Ein Pluspunkt der Ökonomie Hollands zu Deutschland ist, dass diese breiter aufgestellt ist und zyklische Branchen nicht so dominant sind. Auch die Abhängigkeit von China ist geringer.

Dafür ist die politische Zersplitterung noch stärker ausgeprägt als hierzulande. 13 Parteien sitzen im Parlament in Den Haag. Reichen doch schon rund 0,7 Prozent der Wählerstimmen, um in die Volksvertretung einzuziehen. Aktuell regiert Premierminister Mark Rutte mit einer liberal-konservativen Vier-Parteien-Koalition. Vor den Parlamentswahlen am 17. März liegt seine Partei VVD bei den Umfragen mit 23,6 Prozent deutlich vorn, vor dem Rechtspopulisten Geert Wilders mit dessen Partei PVV.

Wahlen beeinflussen Börse kaum

Rutte, der schon seit 2010 regiert, dürfte weiter Premier mit einer Mehrparteienkoalition unter Ausschluss der Rechtspopulisten bleiben. Die Frage ist wohl nur, ob die Grünen dazugehören werden und die Regierung damit weiter nach links rückt, oder ob es bei der aktuellen Konstellation bleibt. Nach Meinung der Analysten der DZ Bank halten sich daher die Risiken der Wahlen für die Kapitalmärkte in Grenzen.

An der Börse Amsterdam ist jedenfalls keine Nervosität spürbar. Der holländische Leitindex AEX 25, der die 25 Topwerte des Landes umfasst, hat seit Jahresbeginn acht Prozent zugelegt, mehr als der DAX. Auf ein Jahr betrachtet läuft er aber fast identisch. Ein Grund für das bessere Ergebnis seit Jahresbeginn dürfte sein, dass die Perspektiven des wichtigen Handelspartners Großbritannien wegen der raschen Impffortschritte dort von den Anlegern positiver gesehen werden als noch im Dezember. Das strahlt auf den AEX aus.

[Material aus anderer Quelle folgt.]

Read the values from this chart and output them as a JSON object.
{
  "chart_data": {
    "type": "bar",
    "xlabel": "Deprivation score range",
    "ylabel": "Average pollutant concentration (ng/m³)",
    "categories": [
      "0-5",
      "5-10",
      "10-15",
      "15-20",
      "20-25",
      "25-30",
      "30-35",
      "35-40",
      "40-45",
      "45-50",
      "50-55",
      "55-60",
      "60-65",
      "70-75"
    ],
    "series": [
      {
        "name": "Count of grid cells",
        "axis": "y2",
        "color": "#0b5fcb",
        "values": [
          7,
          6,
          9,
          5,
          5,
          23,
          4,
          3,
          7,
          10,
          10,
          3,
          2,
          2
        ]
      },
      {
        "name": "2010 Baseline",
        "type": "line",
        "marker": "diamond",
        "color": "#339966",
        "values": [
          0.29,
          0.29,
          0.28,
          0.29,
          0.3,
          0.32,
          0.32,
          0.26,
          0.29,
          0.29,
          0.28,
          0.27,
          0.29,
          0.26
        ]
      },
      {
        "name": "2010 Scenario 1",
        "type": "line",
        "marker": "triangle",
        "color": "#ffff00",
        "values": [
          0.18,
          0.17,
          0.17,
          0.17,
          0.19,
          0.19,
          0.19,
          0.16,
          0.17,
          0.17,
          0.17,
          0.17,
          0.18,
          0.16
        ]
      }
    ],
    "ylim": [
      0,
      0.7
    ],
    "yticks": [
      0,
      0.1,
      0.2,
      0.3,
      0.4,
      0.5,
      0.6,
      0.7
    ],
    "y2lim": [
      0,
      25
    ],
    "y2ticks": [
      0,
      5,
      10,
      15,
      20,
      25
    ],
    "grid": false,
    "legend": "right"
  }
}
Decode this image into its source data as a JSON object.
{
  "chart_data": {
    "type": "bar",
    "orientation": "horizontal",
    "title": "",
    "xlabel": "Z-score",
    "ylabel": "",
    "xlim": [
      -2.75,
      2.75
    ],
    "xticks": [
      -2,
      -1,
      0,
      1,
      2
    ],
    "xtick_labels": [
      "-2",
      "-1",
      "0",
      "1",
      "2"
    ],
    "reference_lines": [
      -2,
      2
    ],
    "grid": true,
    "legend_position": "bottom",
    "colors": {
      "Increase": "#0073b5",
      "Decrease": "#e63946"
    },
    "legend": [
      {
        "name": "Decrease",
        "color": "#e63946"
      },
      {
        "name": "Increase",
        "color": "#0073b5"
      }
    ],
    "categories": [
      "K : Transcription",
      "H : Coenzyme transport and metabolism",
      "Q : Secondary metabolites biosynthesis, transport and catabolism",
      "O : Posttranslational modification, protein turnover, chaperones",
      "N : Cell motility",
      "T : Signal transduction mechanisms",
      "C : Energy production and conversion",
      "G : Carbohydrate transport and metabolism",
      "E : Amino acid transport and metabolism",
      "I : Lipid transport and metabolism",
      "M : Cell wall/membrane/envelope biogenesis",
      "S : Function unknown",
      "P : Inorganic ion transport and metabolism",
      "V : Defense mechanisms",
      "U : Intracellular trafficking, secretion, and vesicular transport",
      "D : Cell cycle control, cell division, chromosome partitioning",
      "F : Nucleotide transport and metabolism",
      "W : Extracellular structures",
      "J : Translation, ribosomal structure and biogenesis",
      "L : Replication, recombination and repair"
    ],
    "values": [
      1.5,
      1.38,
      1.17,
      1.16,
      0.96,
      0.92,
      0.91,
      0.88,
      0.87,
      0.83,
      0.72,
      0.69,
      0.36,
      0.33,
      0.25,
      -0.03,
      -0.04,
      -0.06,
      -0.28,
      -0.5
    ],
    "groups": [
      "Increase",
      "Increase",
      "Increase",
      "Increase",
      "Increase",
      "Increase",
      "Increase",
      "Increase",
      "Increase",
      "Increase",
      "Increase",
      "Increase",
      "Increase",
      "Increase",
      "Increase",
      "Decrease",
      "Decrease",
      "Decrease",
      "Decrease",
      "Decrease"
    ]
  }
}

Auf Drei- und Fünfjahressicht übertraf der AEX den DAX klar, was an der breiteren Diversifizierung und der höheren Wettbewerbsfähigkeit der niederländischen Wirtschaft liegen dürfte. 2021 sollte der DAX wegen des größeren Anteils von Zyklikern und des höheren deutschen Wachstums von etwa drei Prozent für dieses Jahr zwar besser abschneiden. Auf Sicht von drei Jahren ist aber von einem Vorsprung des AEX auszugehen, was diesen für mittelfristige Anleger attraktiv macht. Mit dem KGV von 19,5 für 2021 ist der AEX nicht günstig, jedoch auch nicht überteuert.
 


INVESTOR-INFO

iShares AEX ETF

Niederlande in einem Papier

Der ETF von iShares bildet den niederländischen Leitindex AEX 25 ab, der breit über verschiedene Branchen gestreut ist. Die wichtigsten Sektoren sind Elektronik, Hard- und Software, Nahrungsmittel/Getränke, Rohstoffe sowie Finanzen. Die größten Einzelpositionen sind ASML, Prosus, Unilever, Royal Dutch Shell, Heineken, Adyen und ING. Die Dividendenrendite beträgt 2,5 Prozent.

Royal Dutch Shell

Öl plus grüner Strom

Der britisch-niederländische Energieriese profitiert vom gestiegenen Ölpreis. Zudem will der Mineralölkonzern und Tankstellenbetreiber zum führenden Anbieter von grünem Strom und damit verbundener Dienstleistungen werden. Das Stromgeschäft soll bis 2030 auf 560 Terawattstunden verdoppelt werden. Dazu werden verstärkt kleinere Firmen aus dem Bereich erneuerbare Energien gekauft wie zuletzt die Kölner Next Kraftwerke. Royal Dutch Shell ist eine Dividendenperle.